Crowds gathered at the point on August 30, 1974, for the official grand opening of Point State Park. Culminating the ceremonies and speeches was the turning on of the fountain’s three pumps, sending 6,000 gallons of water a minute 150-feet up into the sunny sky.
The fountain’s water is supplied by the famous “fourth river” that runs underneath the Golden Triangle. The Wisconsin Glacial Flow is located about 55 feet underground, and at the time of its completion, the fountain was the tallest in the United States.
The park was an immediate success with the public, and a year later the 36-acre park was designated as a National Historic Landmark.
The fountain at the head of the three rivers and the Golden Triangle became a beacon for further downtown redevelopment. Renaissance I soon rolled into Renaissance II, and the park took its place as the center of Pittsburgh’s great civic celebrations.

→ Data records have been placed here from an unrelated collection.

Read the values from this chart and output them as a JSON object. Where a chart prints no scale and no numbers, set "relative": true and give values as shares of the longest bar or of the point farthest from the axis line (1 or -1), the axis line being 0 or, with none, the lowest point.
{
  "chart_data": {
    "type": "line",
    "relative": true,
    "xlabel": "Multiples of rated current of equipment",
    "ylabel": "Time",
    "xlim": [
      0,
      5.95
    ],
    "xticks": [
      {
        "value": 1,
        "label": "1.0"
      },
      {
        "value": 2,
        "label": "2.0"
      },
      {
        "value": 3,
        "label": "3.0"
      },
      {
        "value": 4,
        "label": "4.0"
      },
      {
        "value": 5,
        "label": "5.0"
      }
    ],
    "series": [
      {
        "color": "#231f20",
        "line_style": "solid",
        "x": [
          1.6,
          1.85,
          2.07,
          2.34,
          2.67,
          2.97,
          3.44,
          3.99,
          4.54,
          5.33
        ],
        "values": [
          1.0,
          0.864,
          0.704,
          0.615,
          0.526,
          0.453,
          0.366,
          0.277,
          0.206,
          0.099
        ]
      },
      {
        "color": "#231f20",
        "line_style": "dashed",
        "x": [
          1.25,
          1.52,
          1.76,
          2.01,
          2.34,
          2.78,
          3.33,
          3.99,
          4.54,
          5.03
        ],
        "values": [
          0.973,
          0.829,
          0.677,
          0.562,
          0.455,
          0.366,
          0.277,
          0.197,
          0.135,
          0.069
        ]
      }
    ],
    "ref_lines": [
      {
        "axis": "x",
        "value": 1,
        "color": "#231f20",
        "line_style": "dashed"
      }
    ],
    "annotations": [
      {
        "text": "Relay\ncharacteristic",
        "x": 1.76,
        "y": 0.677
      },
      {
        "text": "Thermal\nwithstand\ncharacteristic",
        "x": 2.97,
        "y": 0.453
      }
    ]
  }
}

The fountain, which had been turned off in April 2009, received new pumps and controls along with a new “disappearing edge” and dynamic LED lighting around the reflecting pool below it. When the fountain was turned back on in 2013, the column of water was more easily able to sustain its original height of 150 feet.
The riverfront promenades, woodland areas and lawns were all reconstructed to better accommodate crowded festivals and events, restroom facilities for the public were refurbished and the Café at the Point opened.